Economist: Guam tax rollback reasonable, will be net positive for business, consumers

Leani Castro and Vincente Castro shop at Buenas Market in Yona, Guam on June 3, 2025.Photo by Frank San Nicolas/The Guam Daily Post

Leani Castro and Vincente Castro shop at Buenas Market in Yona, Guam on June 3, 2025.

Photo by Frank San Nicolas/The Guam Daily Post

HAGÅTÑA (The Guam Daily Post) — The proposed reduction of the business privilege tax from 5% to 4%, “presents a reasonable policy response to current economic conditions with expected net positive effects for Guam’s consumers and businesses,” according to Roseanne Jones, dean of the University of Guam School of Business and Public Administration.

The longtime UOG economics professor submitted written testimony, but was unable to testify at Monday’s well-attended public hearing on Sen. Shawn Gumataotao’s Bill 11-38 to roll back the BPT that was raised in 2018 after the federal Tax Cuts and Jobs Act resulted in a significant loss of government of Guam tax revenue.

At the hearing, administration officials testified against the rollback as it would result in an $80 million dollar loss in much-needed tax revenue, while the business community said it was long overdue to help the island’s struggling businesses.

In her economic analysis, Jones wrote that global inflationary trends warrant legislative consideration of tax policy adjustments, particularly for U.S. territories and island economies with limited economic diversification.

“Many jurisdictions facing similar cost of living pressures have implemented tax relief measures to support residents and businesses during inflationary periods,” she said.

“Given Guam’s economic isolation and import dependence, (the) BPT tax policy has amplified effects on both business operations and household purchasing power,” she added.

Current data shows Guam’s cost of living is approximately 31% above the U.S. mainland average, while average wages of $20.29 per hour are significantly below the U.S. national average of $31.48 per hour, according to Jones.

However, “the extent to which businesses pass tax savings to consumers depends on market competition levels, which vary significantly across sectors in Guam’s economy,” Jones said.

For the government, Jones said a one percentage point reduction equates to a 20% reduction in BPT revenues, which requires careful fiscal management to safeguard the government of Guam’s essential obligations for education, public safety and other core services.

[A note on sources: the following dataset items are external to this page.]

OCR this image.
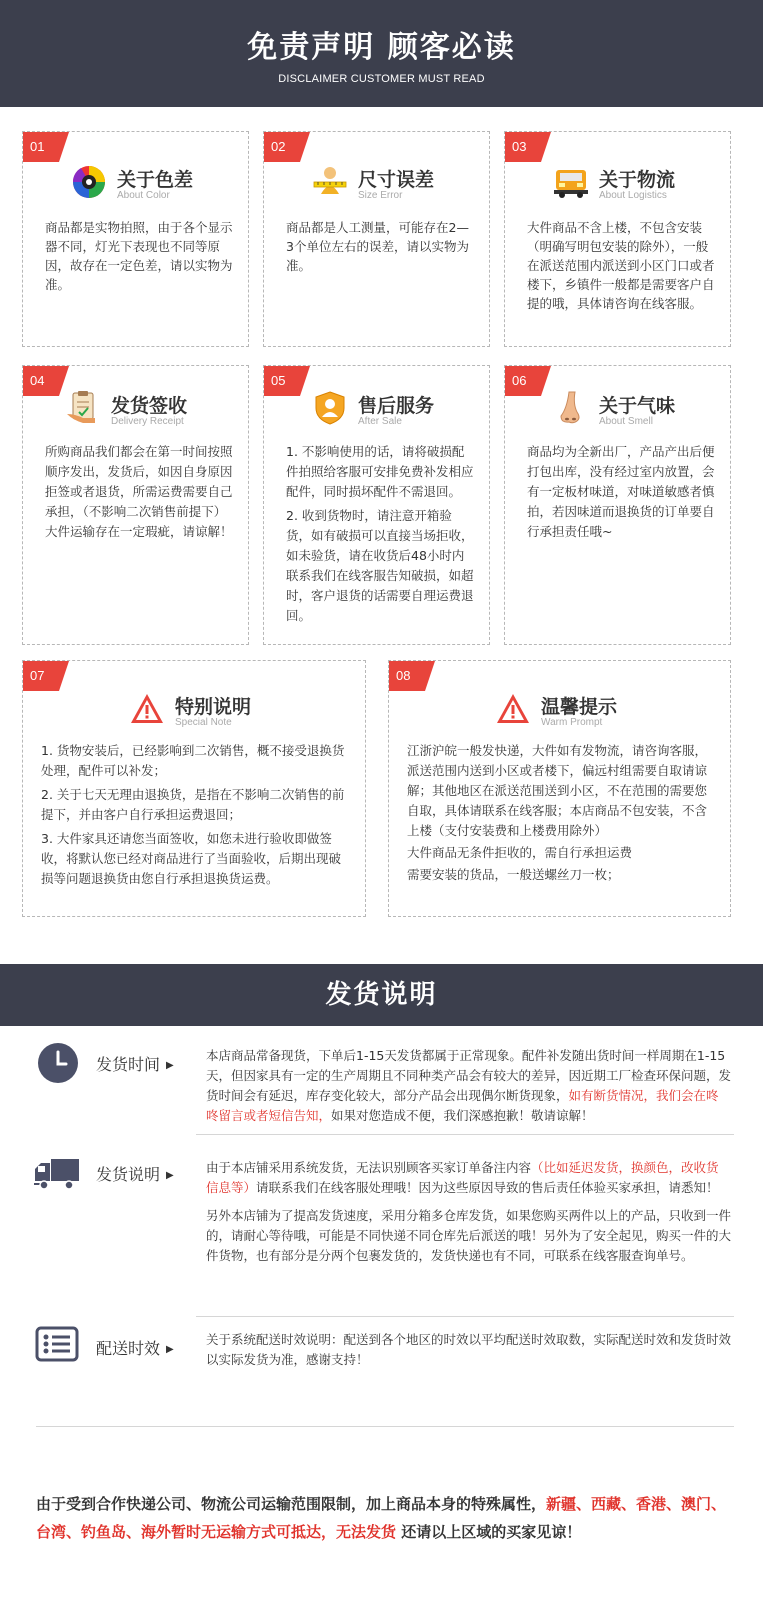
免责声明 顾客必读
DISCLAIMER CUSTOMER MUST READ
01
关于色差
About Color

商品都是实物拍照，由于各个显示器不同，灯光下表现也不同等原因，故存在一定色差，请以实物为准。

02
尺寸误差
Size Error

商品都是人工测量，可能存在2—3个单位左右的误差，请以实物为准。

03
关于物流
About Logistics

大件商品不含上楼，不包含安装（明确写明包安装的除外），一般在派送范围内派送到小区门口或者楼下，乡镇件一般都是需要客户自提的哦，具体请咨询在线客服。

04
发货签收
Delivery Receipt

所购商品我们都会在第一时间按照顺序发出，发货后，如因自身原因拒签或者退货，所需运费需要自己承担，（不影响二次销售前提下）大件运输存在一定瑕疵，请谅解！

05
售后服务
After Sale

1. 不影响使用的话，请将破损配件拍照给客服可安排免费补发相应配件，同时损坏配件不需退回。

2. 收到货物时，请注意开箱验货，如有破损可以直接当场拒收，如未验货，请在收货后48小时内联系我们在线客服告知破损，如超时，客户退货的话需要自理运费退回。

06
关于气味
About Smell

商品均为全新出厂，产品产出后便打包出库，没有经过室内放置，会有一定板材味道，对味道敏感者慎拍，若因味道而退换货的订单要自行承担责任哦~

07
特别说明
Special Note

1. 货物安装后，已经影响到二次销售，概不接受退换货处理，配件可以补发；

2. 关于七天无理由退换货，是指在不影响二次销售的前提下，并由客户自行承担运费退回；

3. 大件家具还请您当面签收，如您未进行验收即做签收，将默认您已经对商品进行了当面验收，后期出现破损等问题退换货由您自行承担退换货运费。

08
温馨提示
Warm Prompt

江浙沪皖一般发快递，大件如有发物流，请咨询客服，派送范围内送到小区或者楼下，偏远村组需要自取请谅解；其他地区在派送范围送到小区，不在范围的需要您自取，具体请联系在线客服；本店商品不包安装，不含上楼（支付安装费和上楼费用除外）

大件商品无条件拒收的，需自行承担运费

需要安装的货品，一般送螺丝刀一枚；

发货说明
发货时间 ▶

本店商品常备现货，下单后1-15天发货都属于正常现象。配件补发随出货时间一样周期在1-15天，但因家具有一定的生产周期且不同种类产品会有较大的差异，因近期工厂检查环保问题，发货时间会有延迟，库存变化较大，部分产品会出现偶尔断货现象，如有断货情况，我们会在咚咚留言或者短信告知，如果对您造成不便，我们深感抱歉！敬请谅解！

发货说明 ▶

由于本店铺采用系统发货，无法识别顾客买家订单备注内容（比如延迟发货，换颜色，改收货信息等）请联系我们在线客服处理哦！因为这些原因导致的售后责任体验买家承担，请悉知！

另外本店铺为了提高发货速度，采用分箱多仓库发货，如果您购买两件以上的产品，只收到一件的，请耐心等待哦，可能是不同快递不同仓库先后派送的哦！另外为了安全起见，购买一件的大件货物，也有部分是分两个包裹发货的，发货快递也有不同，可联系在线客服查询单号。

配送时效 ▶

关于系统配送时效说明：配送到各个地区的时效以平均配送时效取数，实际配送时效和发货时效以实际发货为准，感谢支持！

由于受到合作快递公司、物流公司运输范围限制，加上商品本身的特殊属性，新疆、西藏、香港、澳门、台湾、钓鱼岛、海外暂时无运输方式可抵达，无法发货 还请以上区域的买家见谅！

“The degree to which increased economic activity will generate replacement revenue through other tax or other sources remains uncertain and depends on various factors including consumer spending patterns, business investment decisions and federal government policy actions,” Jones said.

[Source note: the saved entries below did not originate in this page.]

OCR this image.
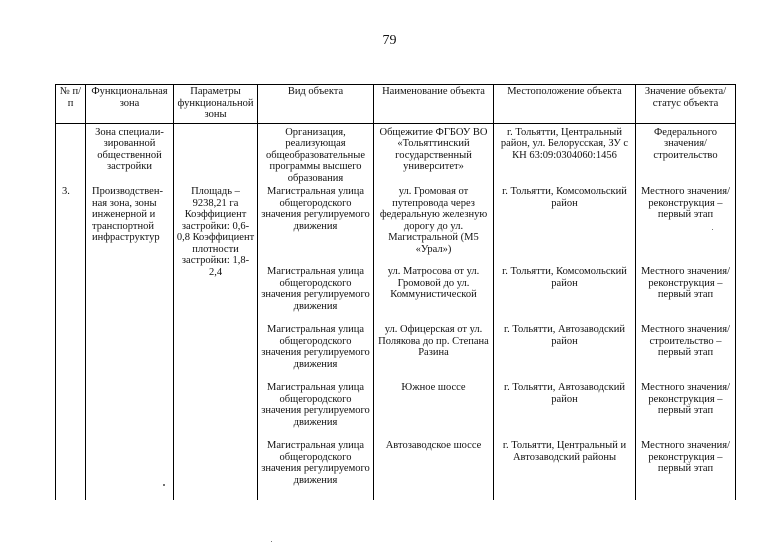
79
№ п/п	Функциональная зона	Параметры функциональной зоны	Вид объекта	Наименование объекта	Местоположение объекта	Значение объекта/статус объекта
	Зона специали-зированной общественной застройки		Организация, реализующая общеобразовательные программы высшего образования	Общежитие ФГБОУ ВО «Тольяттинский государственный университет»	г. Тольятти, Центральный район, ул. Белорусская, ЗУ с КН 63:09:0304060:1456	Федерального значения/ строительство
3.	Производствен-ная зона, зоны инженерной и транспортной инфраструктур	Площадь – 9238,21 га Коэффициент застройки: 0,6-0,8 Коэффициент плотности застройки: 1,8-2,4	Магистральная улица общегородского значения регулируемого движения	ул. Громовая от путепровода через федеральную железную дорогу до ул. Магистральной (М5 «Урал»)	г. Тольятти, Комсомольский район	Местного значения/ реконструкция – первый этап
			Магистральная улица общегородского значения регулируемого движения	ул. Матросова от ул. Громовой до ул. Коммунистической	г. Тольятти, Комсомольский район	Местного значения/ реконструкция – первый этап
			Магистральная улица общегородского значения регулируемого движения	ул. Офицерская от ул. Полякова до пр. Степана Разина	г. Тольятти, Автозаводский район	Местного значения/ строительство – первый этап
			Магистральная улица общегородского значения регулируемого движения	Южное шоссе	г. Тольятти, Автозаводский район	Местного значения/ реконструкция – первый этап
			Магистральная улица общегородского значения регулируемого движения	Автозаводское шоссе	г. Тольятти, Центральный и Автозаводский районы	Местного значения/ реконструкция – первый этап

Jones said a close monitoring of the fiscal impact, including “price impact tracking of key household expenditure categories to document pass-through rates by sector, would be useful information to manage through this time of economic uncertainty.”

“The policy represents standard economic development practice of accepting near-term revenue reduction to support economic stability and stimulate longer-term growth,” Jones said.

In summary, Jones said, “The economic analysis supports reducing the (BPT) as a measured response to current economic pressures. While specific outcomes cannot be guaranteed, the policy direction aligns with established economic development practices and addresses documented challenges facing Guam residents and businesses.”

A continued hearing on Bill 11-38 will be announced.